In Memoriam:

Molly Clemons

It is with great sadness that we convey the loss of a dear member of the community at Music/Arts Institute.

Molly Clemons, Co-Director of MAI and Director of the George Caleb Bingham Academy of the Arts, passed away suddenly late September 29, 2022.

There is no adequate way to convey the extent of loss being experienced by MAI, the Independence School District, and the City of Independence. Mike Genet of the Independence Examiner wrote a generous and fond tribute to Molly and her impact upon us all in the following article:

Friends remember Molly Clemons for life of teaching and serving

By Mike Genet

Years later, one probably could consider it a Clemons co-award.

In 1977, Truman High School journalism teacher Ron Clemons received the educator of the year award from the Dow Jones Newspaper Fund. The runner-up, he said, was Molly Wiseman, who at the time taught at DeKalb High School in northern Illinois, and in April 1982 became Molly Clemons

Both also won teacher of the year awards from the Journalism Educators Association - Molly in 1980 and Ron three years later - and they received lifetime achievement awards from the organizations in 2001.

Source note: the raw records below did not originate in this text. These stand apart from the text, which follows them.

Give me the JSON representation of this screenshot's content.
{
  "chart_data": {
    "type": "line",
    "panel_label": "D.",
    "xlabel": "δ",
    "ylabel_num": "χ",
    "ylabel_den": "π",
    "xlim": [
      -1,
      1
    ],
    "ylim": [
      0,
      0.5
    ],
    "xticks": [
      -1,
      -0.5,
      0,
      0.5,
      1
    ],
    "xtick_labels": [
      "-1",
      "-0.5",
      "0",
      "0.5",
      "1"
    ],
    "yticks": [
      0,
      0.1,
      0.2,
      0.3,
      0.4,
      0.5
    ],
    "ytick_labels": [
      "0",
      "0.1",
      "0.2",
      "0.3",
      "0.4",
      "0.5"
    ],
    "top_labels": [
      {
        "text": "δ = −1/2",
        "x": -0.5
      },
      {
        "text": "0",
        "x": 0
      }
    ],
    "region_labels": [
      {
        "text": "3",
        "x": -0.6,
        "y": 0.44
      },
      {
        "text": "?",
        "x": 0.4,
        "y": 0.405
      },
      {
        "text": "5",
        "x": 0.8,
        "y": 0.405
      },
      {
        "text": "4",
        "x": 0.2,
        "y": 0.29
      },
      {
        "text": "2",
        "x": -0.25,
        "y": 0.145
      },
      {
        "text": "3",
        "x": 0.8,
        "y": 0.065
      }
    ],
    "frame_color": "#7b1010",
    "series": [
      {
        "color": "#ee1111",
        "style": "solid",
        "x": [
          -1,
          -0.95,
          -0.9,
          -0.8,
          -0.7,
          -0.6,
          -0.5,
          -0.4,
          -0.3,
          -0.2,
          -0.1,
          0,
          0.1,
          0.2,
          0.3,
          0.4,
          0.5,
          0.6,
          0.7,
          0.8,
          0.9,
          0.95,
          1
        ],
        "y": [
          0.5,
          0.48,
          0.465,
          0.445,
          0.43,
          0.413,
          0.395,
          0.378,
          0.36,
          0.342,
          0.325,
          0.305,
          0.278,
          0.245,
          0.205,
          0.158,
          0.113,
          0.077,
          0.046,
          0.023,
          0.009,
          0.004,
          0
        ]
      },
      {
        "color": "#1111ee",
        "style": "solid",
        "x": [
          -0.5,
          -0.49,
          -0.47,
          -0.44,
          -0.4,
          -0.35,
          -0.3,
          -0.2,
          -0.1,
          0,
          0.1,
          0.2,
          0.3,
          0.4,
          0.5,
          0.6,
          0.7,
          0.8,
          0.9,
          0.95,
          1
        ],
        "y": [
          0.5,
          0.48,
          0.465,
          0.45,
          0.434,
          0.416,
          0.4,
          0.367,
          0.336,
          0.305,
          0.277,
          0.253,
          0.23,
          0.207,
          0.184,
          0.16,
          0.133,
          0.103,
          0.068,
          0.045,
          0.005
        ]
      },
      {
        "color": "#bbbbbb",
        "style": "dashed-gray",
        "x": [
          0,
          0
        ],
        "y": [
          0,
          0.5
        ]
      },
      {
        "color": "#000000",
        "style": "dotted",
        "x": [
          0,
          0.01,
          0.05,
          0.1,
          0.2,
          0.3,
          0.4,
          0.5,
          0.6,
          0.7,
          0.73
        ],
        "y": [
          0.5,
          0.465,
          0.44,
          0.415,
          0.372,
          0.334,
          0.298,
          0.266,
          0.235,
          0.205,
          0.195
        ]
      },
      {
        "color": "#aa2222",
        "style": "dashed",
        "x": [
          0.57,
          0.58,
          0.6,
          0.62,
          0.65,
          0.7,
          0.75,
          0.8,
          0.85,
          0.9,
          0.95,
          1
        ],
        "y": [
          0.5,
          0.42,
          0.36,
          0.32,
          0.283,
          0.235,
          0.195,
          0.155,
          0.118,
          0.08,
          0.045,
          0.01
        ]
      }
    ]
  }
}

"We would joke about that," Ron said of the first award. "At the time, we were just professional friends. Molly was the youngest national president of the JEA, and I succeeded her."

Family and friends remember Molly Clemons - a retired longtime administrator with the Independence School District who, with her husband Ron, served as director of two fine arts institutions in the city - for her dedication to any venture, and the class she displayed along the way.

Molly died unexpectedly at the age of 75. According to her family, Molly went to the hospital last Wednesday because of a bout with pneumonia, and while appearing to recover from that, suffered cardiac arrest in the middle of the night and died Thursday. Ron said she had recently been cleared from treatments after battling gallbladder cancer for 11 months.

"For things to come down the way they did doesn't seem quite right," Dick Wilson, the former area radio personality who serves as board president for Music/Arts Institute, said of Molly's sudden death. "She will be impossible to replace. She was a special person who really had a care for the kids and teaching."

"Selfless. The way she and Ron have spent their entire last number of years volunteering for Music Arts is nothing short of amazing, " said longtime friend Ron Finke. "They were devoted to each other, and between the two of them I can't think of a more high-class couple. They treated kids like real people and expected them to try their best."

Ron and Molly Clemons have served since 2015 as co-directors of Music/Arts Institute - Millicent Daugherty Community School of the Arts, taking over for the namesake founder of the non-profit organization that has aided countless students over the past decades and operating in a century-old former schoolhouse building.

In 1997, Ron had started the George Caleb Bingham Academy, a month-long summer arts camp for high school students sponsored by the ISD Foundation, and Molly eventually succeeded him as director. Even though she'd battled gallbladder cancer for about a year before her death, Molly remained active as director for the Academy's 25th anniversary this summer.

"They acted like it was full-time job as CEOs," niece Jessica Clark Roe said of their MAI work. "I think they just took such pride in seeing kids grow up in their careers. They loved going to students' weddings, those are their children."

Roe said her aunt's work in professional journalism and then teaching journalism inspired her later work of the same, and it was Ron and Molly's shared passion of teaching that brought them together. They were officers with the JEA, and for years both taught at a summer journalism camp in New Jersey.

Said Finke, who as class president at Truman had Ron Clemons as class adviser and would later visit his former teacher, "He would mention Molly, but he didn't think she'd ever be interested in him."

The couple celebrated their 40th wedding anniversary on April 27. In a Facebook post that day, Molly recalled that their Reno, Nevada wedding came after his journalism banquet that served as the "rehearsal dinner."

"After the wedding we flew to San Francisco, where our honeymoon was spent with 2,000 high school students! Ron was national president of the Journalism Education Association," she wrote.

"We did take a later honeymoon to Niagara Falls," Ron added.

Retire minister Mark McGuire, who was a journalism student of Ron's when Ron's first wife died in a car crash on Christmas Day 1969, like Finke recalled Ron's budding interest in Molly when they met in journalism circles, and then later how she was always elegant in public but "pure class, very approachable and down to earth."

"She had great taste," he said. "She would turn heads in a room, but she wasn't pretentious at all."

After moving to Independence in 1982, Molly taught for a year in Blue Springs before she served as assistant principal at Palmer Junior High and then Truman High School, and then an administrator in the ISD central office. In addition to her work with MAI and the Bingham Academy, Molly also was a past president of the Junior Service League and served on the Truman Award Commission. In 2020 she was named The Examiner's "Woman of the Year" for Eastern Jackson County.

"Everything she did," McGuire said, "she did well."